Für die Deutsche Minderheit ist es besonders wichtig, dass einer Ihrer besonderen Augenmerke dem kulturellen und religiösen Erbe Schlesiens galten. Sie hatten einen wichtigen Anteil daran, dass die Tradition der deutschsprachigen Gottesdienste wiederbelebt worden ist.

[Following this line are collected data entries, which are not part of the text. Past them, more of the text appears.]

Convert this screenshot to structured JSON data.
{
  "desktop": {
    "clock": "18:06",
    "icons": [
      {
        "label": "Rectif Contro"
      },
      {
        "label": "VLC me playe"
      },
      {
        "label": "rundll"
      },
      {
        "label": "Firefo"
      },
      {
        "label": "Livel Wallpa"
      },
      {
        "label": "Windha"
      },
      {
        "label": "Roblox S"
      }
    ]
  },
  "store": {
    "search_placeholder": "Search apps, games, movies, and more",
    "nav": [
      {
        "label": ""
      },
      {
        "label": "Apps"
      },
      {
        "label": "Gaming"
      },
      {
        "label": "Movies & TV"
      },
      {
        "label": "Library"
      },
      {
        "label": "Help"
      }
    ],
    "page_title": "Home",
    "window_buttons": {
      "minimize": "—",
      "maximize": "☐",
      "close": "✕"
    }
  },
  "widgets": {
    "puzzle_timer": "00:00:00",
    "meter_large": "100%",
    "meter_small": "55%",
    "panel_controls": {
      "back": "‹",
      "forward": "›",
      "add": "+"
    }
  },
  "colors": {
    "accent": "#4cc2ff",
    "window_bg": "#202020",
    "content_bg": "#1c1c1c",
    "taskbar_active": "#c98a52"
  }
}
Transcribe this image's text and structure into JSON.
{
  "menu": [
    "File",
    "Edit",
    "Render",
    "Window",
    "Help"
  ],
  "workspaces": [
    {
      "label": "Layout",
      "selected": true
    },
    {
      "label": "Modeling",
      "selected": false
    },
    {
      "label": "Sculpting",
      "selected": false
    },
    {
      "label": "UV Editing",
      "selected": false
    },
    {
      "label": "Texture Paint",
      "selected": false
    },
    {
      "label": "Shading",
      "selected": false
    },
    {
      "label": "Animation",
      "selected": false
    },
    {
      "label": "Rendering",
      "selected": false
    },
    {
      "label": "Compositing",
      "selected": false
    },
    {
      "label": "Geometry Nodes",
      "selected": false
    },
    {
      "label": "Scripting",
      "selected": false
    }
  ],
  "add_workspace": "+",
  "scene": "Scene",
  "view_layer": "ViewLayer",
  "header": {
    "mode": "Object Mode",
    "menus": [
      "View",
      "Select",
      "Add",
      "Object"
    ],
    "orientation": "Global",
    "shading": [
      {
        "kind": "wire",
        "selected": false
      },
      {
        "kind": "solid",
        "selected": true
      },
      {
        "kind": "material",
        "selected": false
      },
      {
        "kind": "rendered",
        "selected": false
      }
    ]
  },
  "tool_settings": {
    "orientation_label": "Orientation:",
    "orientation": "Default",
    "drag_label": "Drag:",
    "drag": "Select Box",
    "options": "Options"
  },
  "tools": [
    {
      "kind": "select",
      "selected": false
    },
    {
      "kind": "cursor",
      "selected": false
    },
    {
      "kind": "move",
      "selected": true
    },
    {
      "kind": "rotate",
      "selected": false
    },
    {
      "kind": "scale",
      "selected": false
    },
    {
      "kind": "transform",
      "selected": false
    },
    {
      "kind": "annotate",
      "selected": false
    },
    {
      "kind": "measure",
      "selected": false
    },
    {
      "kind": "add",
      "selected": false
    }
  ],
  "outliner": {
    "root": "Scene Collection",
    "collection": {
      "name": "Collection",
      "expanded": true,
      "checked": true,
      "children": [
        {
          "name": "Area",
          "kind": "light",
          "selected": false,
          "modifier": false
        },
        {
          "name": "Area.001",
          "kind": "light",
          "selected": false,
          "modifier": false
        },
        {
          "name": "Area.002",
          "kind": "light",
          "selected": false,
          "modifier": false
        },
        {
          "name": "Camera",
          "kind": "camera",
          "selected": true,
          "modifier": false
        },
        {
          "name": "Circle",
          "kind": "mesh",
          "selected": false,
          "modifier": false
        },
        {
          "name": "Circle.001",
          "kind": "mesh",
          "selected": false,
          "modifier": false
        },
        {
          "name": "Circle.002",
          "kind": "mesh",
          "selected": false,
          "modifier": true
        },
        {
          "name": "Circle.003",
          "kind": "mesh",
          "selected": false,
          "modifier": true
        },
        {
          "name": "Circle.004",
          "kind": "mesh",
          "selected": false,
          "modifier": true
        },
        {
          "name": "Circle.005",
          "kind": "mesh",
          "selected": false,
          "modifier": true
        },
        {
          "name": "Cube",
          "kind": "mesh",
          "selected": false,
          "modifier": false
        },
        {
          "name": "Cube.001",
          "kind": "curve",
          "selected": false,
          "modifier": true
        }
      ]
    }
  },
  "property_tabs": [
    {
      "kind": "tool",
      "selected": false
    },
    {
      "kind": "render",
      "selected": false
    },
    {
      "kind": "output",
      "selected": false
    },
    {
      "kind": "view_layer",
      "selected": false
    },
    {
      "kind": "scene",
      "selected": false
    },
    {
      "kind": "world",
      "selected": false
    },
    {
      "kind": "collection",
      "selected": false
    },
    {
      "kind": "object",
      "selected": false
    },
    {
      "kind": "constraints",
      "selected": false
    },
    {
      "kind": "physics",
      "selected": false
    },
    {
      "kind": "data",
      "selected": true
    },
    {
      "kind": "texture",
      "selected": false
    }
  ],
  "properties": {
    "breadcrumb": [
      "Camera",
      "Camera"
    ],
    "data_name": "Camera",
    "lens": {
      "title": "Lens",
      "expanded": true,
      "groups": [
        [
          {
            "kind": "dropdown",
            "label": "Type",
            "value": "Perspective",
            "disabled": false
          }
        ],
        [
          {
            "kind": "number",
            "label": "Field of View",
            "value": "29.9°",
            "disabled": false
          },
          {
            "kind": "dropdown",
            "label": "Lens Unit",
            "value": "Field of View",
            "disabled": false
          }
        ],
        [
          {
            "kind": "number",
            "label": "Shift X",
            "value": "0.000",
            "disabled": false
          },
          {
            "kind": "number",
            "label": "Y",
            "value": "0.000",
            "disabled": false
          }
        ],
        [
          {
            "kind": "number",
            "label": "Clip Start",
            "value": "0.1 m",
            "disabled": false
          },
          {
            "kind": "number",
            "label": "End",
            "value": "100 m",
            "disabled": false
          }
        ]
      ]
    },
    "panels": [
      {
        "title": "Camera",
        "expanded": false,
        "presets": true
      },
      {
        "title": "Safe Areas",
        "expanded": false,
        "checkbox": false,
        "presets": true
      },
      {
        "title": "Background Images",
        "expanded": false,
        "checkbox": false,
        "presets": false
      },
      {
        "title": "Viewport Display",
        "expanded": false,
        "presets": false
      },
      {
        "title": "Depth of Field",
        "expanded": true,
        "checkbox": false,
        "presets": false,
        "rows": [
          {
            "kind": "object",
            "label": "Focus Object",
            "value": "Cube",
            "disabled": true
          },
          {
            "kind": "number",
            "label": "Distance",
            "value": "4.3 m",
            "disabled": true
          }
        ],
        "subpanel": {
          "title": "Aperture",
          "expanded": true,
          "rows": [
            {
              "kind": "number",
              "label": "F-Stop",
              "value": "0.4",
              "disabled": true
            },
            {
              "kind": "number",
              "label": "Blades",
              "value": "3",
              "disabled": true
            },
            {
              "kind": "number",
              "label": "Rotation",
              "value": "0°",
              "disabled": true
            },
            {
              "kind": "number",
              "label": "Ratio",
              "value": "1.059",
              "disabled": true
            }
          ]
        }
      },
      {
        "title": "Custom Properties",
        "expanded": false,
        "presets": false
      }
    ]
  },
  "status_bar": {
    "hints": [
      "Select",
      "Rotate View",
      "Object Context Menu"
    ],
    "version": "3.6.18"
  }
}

Sie waren darüber hinaus einer der Initiatoren und Gründer einer Stiftung zum Erhalt des Heiligtums des Sankt Annabergs, die sich die Renovierung der sakralen Bauten auf dem Annaberg zum Ziel gesetzt hat. Inspiriert durch Ihr herausragendes Engagement beteiligen sich große Unternehmen und viele bedeutende Bewohner aus der Woiwodschaft Oppeln an dem Vorhaben der Stiftung. Noch heute haben Sie die Position des Vorstandsvorsitzenden der Stiftung inne. Dank Ihres Einsatzes und der Zusammenarbeit mit der deutschen Bundesregierung erhielt die Stiftung einen Zuschuss für die Restaurierung der Kreuzwegstationen bei der Lourdes Grotte auf dem Sankt Annaberg. Die Fassaden von mehr als 26 Kapellen des Kalvarienberges, der Basilika und des Klosters wurden erneuert.

Besonders erwähnenswert ist daher auch, dass Ihnen auf Antrag des Franziskanerordens und des damaligen Erzbischofs von Oppeln Prof. Dr. hab. Alfons Nossol das Ehrenkreuz Pro Ecclesia et Pontifice von Papst Benedikt XVI. verliehen wurde.

Liebe Gäste,

Wenn wir heute Herrn Paisdzior ein weiteres Mal auszeichnen, wird damit auch die Deutsche Minderheit in Polen als Ganzes geehrt. Mit der Verleihung des Bundesverdienstkreuzes an einen Ihrer herausragenden Söhne wird ein weiteres Mal unterstrichen, wie wichtig die Deutsche Minderheit in Polen für die Bundesrepublik Deutschland ist.

Ich möchte Sie, lieber Herr Paisdzior nun bitten zu mir zu kommen, damit ich die Ehrung vornehmen kann.